How high performing? Through Stark County's six career tech planning districts, an astonishing 96% of the 1,558 graduates enrolled in 2017/18 found placement after high school - meaning they were apprenticed, employed, enlisted in the military, or went on to higher education. Of those recent graduates, 876 went on to higher education and another 584 earned industry recognized credentials. So impressive were Stark's results that four of the six career tech programs earned an "A" rating on post program outcomes from the state.
Today's career tech has programs for students in all career pathways. Agriculture, business, health sciences, construction, and engineering are top enrollment areas. By maximizing student learning through its close association with real-work knowledge and skills, career tech provides authentic experiences needed for meaningful careers. In Ohio, there are over 120,000 high school juniors and seniors enrolled in career tech - nearly 22% of the entire 9th-12th grade enrollment in the state.

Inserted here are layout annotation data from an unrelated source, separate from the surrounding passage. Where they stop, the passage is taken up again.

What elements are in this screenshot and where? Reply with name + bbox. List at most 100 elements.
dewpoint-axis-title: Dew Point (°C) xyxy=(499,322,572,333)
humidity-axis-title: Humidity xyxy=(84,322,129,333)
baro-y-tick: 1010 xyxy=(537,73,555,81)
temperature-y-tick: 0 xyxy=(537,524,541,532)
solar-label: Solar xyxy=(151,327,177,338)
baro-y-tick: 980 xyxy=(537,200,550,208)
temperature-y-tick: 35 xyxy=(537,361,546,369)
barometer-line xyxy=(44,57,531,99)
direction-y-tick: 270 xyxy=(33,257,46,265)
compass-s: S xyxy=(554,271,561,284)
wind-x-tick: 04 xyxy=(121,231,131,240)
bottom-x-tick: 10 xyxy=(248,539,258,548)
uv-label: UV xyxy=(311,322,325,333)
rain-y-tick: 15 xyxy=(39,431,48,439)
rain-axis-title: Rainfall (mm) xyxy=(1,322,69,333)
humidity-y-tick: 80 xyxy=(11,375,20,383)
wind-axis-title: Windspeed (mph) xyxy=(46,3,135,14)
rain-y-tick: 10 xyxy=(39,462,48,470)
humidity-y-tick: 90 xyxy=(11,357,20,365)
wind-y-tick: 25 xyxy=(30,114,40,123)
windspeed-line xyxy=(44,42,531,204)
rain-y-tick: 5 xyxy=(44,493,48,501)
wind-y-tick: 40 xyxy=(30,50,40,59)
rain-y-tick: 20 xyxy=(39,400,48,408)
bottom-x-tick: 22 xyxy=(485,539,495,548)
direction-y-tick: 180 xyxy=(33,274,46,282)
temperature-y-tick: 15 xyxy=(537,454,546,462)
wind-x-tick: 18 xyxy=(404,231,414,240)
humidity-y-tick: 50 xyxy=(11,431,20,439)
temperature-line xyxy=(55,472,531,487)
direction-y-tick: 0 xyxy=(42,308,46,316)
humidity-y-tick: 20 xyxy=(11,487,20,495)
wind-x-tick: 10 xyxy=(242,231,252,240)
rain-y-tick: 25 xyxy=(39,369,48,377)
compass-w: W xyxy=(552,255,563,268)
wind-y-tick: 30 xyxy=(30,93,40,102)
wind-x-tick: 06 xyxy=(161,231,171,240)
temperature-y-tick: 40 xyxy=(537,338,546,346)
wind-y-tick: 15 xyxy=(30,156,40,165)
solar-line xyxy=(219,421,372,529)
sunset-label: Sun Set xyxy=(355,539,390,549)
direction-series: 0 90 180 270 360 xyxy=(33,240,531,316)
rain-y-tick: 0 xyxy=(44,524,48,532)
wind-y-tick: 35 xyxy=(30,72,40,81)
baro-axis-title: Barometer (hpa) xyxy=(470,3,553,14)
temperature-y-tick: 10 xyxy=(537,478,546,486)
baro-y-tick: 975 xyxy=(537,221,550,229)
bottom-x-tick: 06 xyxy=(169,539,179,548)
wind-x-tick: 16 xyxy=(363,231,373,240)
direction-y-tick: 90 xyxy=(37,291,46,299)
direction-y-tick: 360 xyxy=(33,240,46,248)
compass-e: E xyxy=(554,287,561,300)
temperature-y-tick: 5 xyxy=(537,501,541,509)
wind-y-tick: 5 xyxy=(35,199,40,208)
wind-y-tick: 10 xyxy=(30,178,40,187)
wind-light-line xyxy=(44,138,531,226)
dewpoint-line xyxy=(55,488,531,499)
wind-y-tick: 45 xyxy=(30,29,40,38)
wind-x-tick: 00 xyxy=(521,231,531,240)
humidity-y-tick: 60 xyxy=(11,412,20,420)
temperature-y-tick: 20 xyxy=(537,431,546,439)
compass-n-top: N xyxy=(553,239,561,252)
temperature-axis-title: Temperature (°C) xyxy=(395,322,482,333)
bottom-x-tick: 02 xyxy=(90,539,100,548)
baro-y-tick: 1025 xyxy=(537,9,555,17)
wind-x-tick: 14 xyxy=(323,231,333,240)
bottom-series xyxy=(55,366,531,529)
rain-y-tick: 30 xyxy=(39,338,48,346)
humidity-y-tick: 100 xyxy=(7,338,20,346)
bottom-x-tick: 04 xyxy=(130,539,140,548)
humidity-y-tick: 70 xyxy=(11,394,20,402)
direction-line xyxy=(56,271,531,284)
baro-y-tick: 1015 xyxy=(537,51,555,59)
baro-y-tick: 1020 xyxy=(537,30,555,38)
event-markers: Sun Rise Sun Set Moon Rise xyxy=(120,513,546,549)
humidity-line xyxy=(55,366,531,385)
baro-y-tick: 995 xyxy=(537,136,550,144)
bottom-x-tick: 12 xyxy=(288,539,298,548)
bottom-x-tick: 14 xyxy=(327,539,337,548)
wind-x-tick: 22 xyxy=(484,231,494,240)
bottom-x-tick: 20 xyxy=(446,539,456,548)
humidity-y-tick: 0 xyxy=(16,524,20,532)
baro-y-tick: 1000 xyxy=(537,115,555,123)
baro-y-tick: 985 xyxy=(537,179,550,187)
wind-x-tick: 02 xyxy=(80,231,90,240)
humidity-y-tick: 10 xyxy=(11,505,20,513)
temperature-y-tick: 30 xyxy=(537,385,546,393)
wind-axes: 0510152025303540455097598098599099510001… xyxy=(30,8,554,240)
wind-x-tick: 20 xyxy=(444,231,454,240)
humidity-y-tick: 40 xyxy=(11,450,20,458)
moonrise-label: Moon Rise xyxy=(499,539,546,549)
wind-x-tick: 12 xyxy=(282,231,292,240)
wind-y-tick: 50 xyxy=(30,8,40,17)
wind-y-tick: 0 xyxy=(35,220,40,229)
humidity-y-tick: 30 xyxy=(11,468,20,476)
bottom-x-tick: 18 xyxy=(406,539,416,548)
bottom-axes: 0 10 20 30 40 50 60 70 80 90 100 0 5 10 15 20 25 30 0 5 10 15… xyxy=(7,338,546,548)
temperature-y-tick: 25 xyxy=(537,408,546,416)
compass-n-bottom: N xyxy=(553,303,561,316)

The State of Ohio calls career tech value-added education: "It not only includes challenging academic and technical content, it has strong relationships with business/industry and higher education." It's not unusual to find career tech students in advanced placement or dual credit classes, or continuing on to earn college degrees. In addition to meeting Ohio Core graduation requirements, students take 450 to 900 hours of additional career-focused coursework.
Every school district in Stark County belongs to a planning district and enrollment is open to all students.